Sequence analysis for the detection of TF binding motifs was done with MATCH [11] and CisGenome (http://www.biostat.jhsph.edu/~hji/cisgenome/). Additionally, identification of enriched motifs within ChIP-chip detected regions was done with CEAS [43] and the Genomatix RegionMiner (http://www.genomatix.de/index.html).

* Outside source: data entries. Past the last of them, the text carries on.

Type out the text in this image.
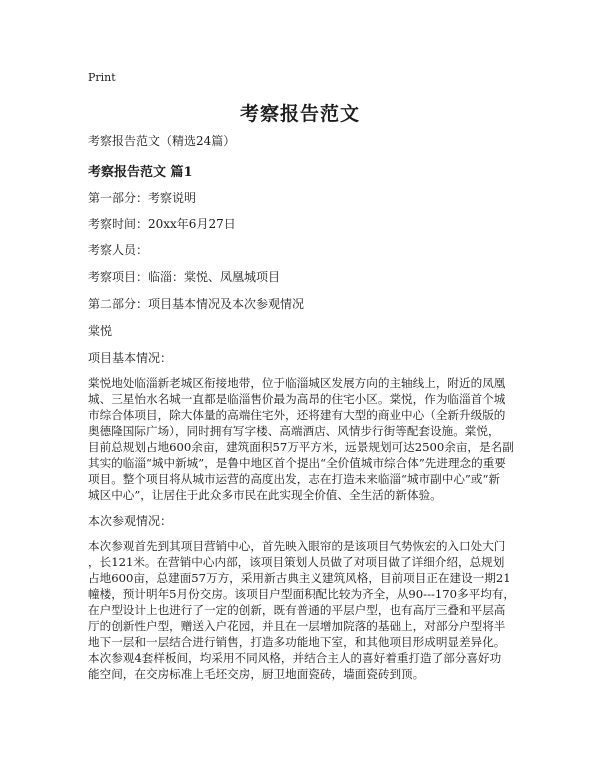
Print
考察报告范文
考察报告范文（精选24篇）
考察报告范文 篇1
第一部分：考察说明
考察时间：20xx年6月27日
考察人员：
考察项目：临淄：棠悦、凤凰城项目
第二部分：项目基本情况及本次参观情况
棠悦
项目基本情况：
棠悦地处临淄新老城区衔接地带，位于临淄城区发展方向的主轴线上，附近的凤凰
城、三星怡水名城一直都是临淄售价最为高昂的住宅小区。棠悦，作为临淄首个城
市综合体项目，除大体量的高端住宅外，还将建有大型的商业中心（全新升级版的
奥德隆国际广场），同时拥有写字楼、高端酒店、风情步行街等配套设施。棠悦，
目前总规划占地600余亩，建筑面积57万平方米，远景规划可达2500余亩，是名副
其实的临淄“城中新城”，是鲁中地区首个提出“全价值城市综合体”先进理念的重要
项目。整个项目将从城市运营的高度出发，志在打造未来临淄“城市副中心”或“新
城区中心”，让居住于此众多市民在此实现全价值、全生活的新体验。
本次参观情况：
本次参观首先到其项目营销中心，首先映入眼帘的是该项目气势恢宏的入口处大门
，长121米。在营销中心内部，该项目策划人员做了对项目做了详细介绍，总规划
占地600亩，总建面57万方，采用新古典主义建筑风格，目前项目正在建设一期21
幢楼，预计明年5月份交房。该项目户型面积配比较为齐全，从90---170多平均有，
在户型设计上也进行了一定的创新，既有普通的平层户型，也有高厅三叠和平层高
厅的创新性户型，赠送入户花园，并且在一层增加院落的基础上，对部分户型将半
地下一层和一层结合进行销售，打造多功能地下室，和其他项目形成明显差异化。
本次参观4套样板间，均采用不同风格，并结合主人的喜好着重打造了部分喜好功
能空间，在交房标准上毛坯交房，厨卫地面瓷砖，墙面瓷砖到顶。
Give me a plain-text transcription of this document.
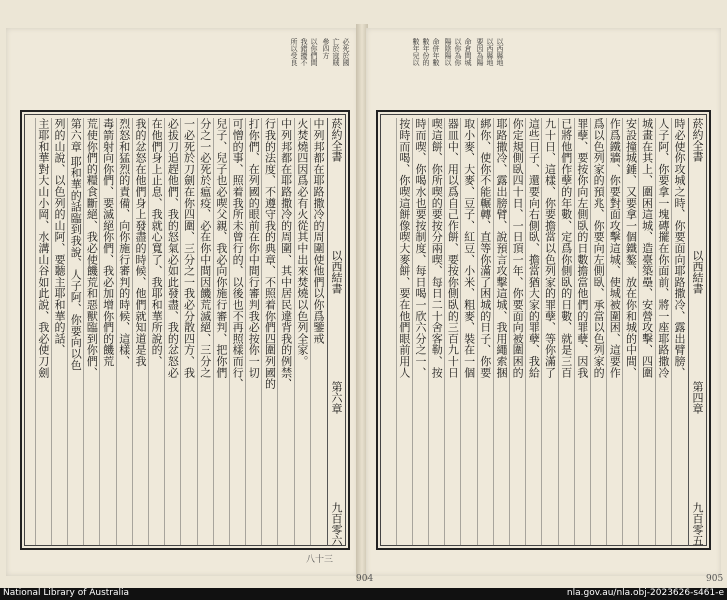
必死於國
亡於寇賊
參四方
以你們間
我錯擾不
所以受良
菸約全書
以西結書
第六章
九百零六
中列邦都在耶路撒冷的周圍使他們以你爲鑒戒
火焚燒四因爲必有火從其中出來焚燒以色列全家。
中列邦都在耶路撒冷的周圍、其中居民違背我的例禁、
行我的法度、不遵守我的典章、不照着你們四圍列國的
打你們、在列國的眼前在你中間行審判我必按你一切
可憎的事、照着我所未曾行的、以後也不再照樣而行、
兒子、兒子也必喫父親、我必向你施行審判、把你們
分之一必死於瘟疫、必在你中間因饑荒滅絕、三分之
一必死於刀劍在你四圍、三分之一我必分散四方、我
必拔刀追趕他們、我的怒氣必如此發盡、我的忿怒必
在他們身上止息、我就心寬了、我耶和華所說的、
我的忿怒在他們身上發盡的時候、他們就知道是我
烈怒和猛烈的責備、向你施行審判的時候、這樣、
毒箭射向你們、要滅絕你們、我必加增你們的饑荒
荒使你們的糧食斷絕、我必使饑荒和惡獸臨到你們、
第六章 耶和華的話臨到我說、人子阿、你要向以色
列的山說、以色列的山阿、要聽主耶和華的話、
主耶和華對大山小岡、水溝山谷如此說、我必使刀劍
八十三
以西縣地
以西縣地
要因為陽
命倉間城
以你為你
陽陰陽以
命併年數
數年份的
數年兒以
菸約全書
以西結書
第四章
九百零五
時必使你攻城之時、你要面向耶路撒冷、露出臂膀、
人子阿、你要拿一塊磚擺在你面前、將一座耶路撒冷
城畫在其上、圍困這城、造臺築壘、安營攻擊、四圍
安設撞城錘、又要拿一個鐵鏊、放在你和城的中間、
作爲鐵牆、你要對面攻擊這城、使城被圍困、這要作
爲以色列家的預兆、你要向左側臥、承當以色列家的
罪孽、要按你向左側臥的日數擔當他們的罪孽、因我
已將他們作孽的年數、定爲你側臥的日數、就是三百
九十日、這樣、你要擔當以色列家的罪孽、等你滿了
這些日子、還要向右側臥、擔當猶大家的罪孽、我給
你定規側臥四十日、一日頂一年、你要面向被圍困的
耶路撒冷、露出膀臂、說預言攻擊這城、我用繩索捆
綁你、使你不能輾轉、直等你滿了困城的日子、你要
取小麥、大麥、豆子、紅豆、小米、粗麥、裝在一個
器皿中、用以爲自己作餅、要按你側臥的三百九十日
喫這餅、你所喫的要按分兩喫、每日二十舍客勒、按
時而喫、你喝水也要按制度、每日喝一欣六分之一、
按時而喝、你喫這餅像喫大麥餅、要在他們眼前用人
904	905
National Library of Australia	nla.gov.au/nla.obj-2023626-s461-e
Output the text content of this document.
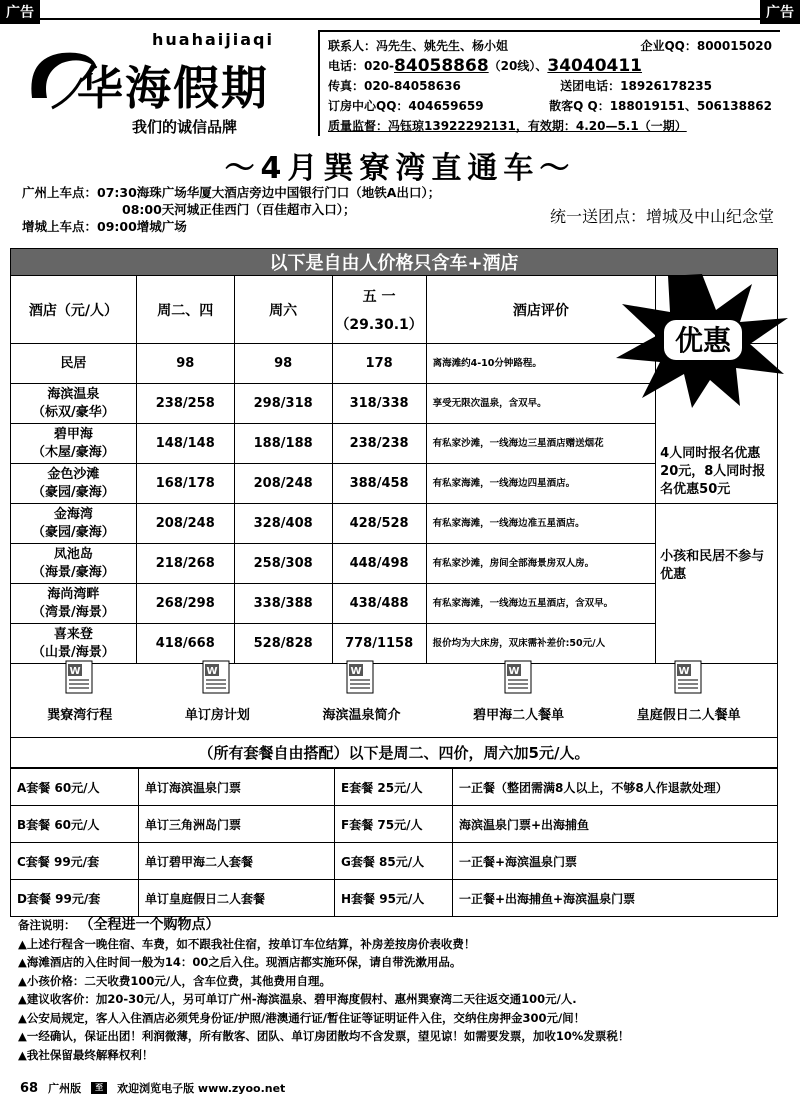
广告	广告
huahaijiaqi
华海假期
我们的诚信品牌
联系人：冯先生、姚先生、杨小姐	企业QQ：800015020
电话：020- 84058868 （20线）、 34040411
传真：020-84058636	送团电话：18926178235
订房中心QQ：404659659	散客Q Q：188019151、506138862
质量监督：冯钰琼13922292131，有效期：4.20—5.1（一期）
～4月巽寮湾直通车～
广州上车点：07:30海珠广场华厦大酒店旁边中国银行门口（地铁A出口）；
08:00天河城正佳西门（百佳超市入口）；
增城上车点：09:00增城广场
统一送团点：增城及中山纪念堂
以下是自由人价格只含车+酒店					
酒店（元/人）	周二、四	周六	五 一
（29.30.1）	酒店评价	
民居	98	98	178	离海滩约4-10分钟路程。	4人同时报名优惠20元，8人同时报名优惠50元

海滨温泉
（标双/豪华）	238/258	298/318	318/338	享受无限次温泉，含双早。	

碧甲海
（木屋/豪海）	148/148	188/188	238/238	有私家沙滩，一线海边三星酒店赠送烟花	

金色沙滩
（豪园/豪海）	168/178	208/248	388/458	有私家海滩，一线海边四星酒店。	

金海湾
（豪园/豪海）	208/248	328/408	428/528	有私家海滩，一线海边准五星酒店。	小孩和民居不参与优惠

凤池岛
（海景/豪海）	218/268	258/308	448/498	有私家沙滩，房间全部海景房双人房。	

海尚湾畔
（湾景/海景）	268/298	338/388	438/488	有私家海滩，一线海边五星酒店，含双早。	

喜来登
（山景/海景）	418/668	528/828	778/1158	报价均为大床房，双床需补差价:50元/人	
优惠
W
巽寮湾行程
W
单订房计划
W
海滨温泉简介
W
碧甲海二人餐单
W
皇庭假日二人餐单
（所有套餐自由搭配）以下是周二、四价，周六加5元/人。
A套餐 60元/人	单订海滨温泉门票	E套餐 25元/人	一正餐（整团需满8人以上，不够8人作退款处理）
B套餐 60元/人	单订三角洲岛门票	F套餐 75元/人	海滨温泉门票+出海捕鱼
C套餐 99元/套	单订碧甲海二人套餐	G套餐 85元/人	一正餐+海滨温泉门票
D套餐 99元/套	单订皇庭假日二人套餐	H套餐 95元/人	一正餐+出海捕鱼+海滨温泉门票
备注说明： （全程进一个购物点）
▲上述行程含一晚住宿、车费，如不跟我社住宿，按单订车位结算，补房差按房价表收费！
▲海滩酒店的入住时间一般为14：00之后入住。现酒店都实施环保，请自带洗漱用品。
▲小孩价格：二天收费100元/人，含车位费，其他费用自理。
▲建议收客价：加20-30元/人，另可单订广州-海滨温泉、碧甲海度假村、惠州巽寮湾二天往返交通100元/人.
▲公安局规定，客人入住酒店必须凭身份证/护照/港澳通行证/暂住证等证明证件入住，交纳住房押金300元/间！
▲一经确认，保证出团！利润微薄，所有散客、团队、单订房团散均不含发票，望见谅！如需要发票，加收10%发票税！
▲我社保留最终解释权利！
68 广州版	至	欢迎浏览电子版 www.zyoo.net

Correlation of HNF4α binding sites to RefSeq annotated genes and Gene Ontology categorization

The distribution of binding sites relative to TSS was analyzed, and a list of all RefSeq genes and their TSS was obtained from http://genome.ucsc.edu/. The closest TSS to each ES center was calculated in the application Microsoft Excel.

Enrichment of binding sites in introns was determined in RefSeq genes and their intron/exon structure was obtained from http://genome.ucsc.edu/. The number of ChIP regions and of regions from the random control set which overlap introns was determined using the intersect function of the Galaxy tool (http://g2.trac.bx.psu.edu/).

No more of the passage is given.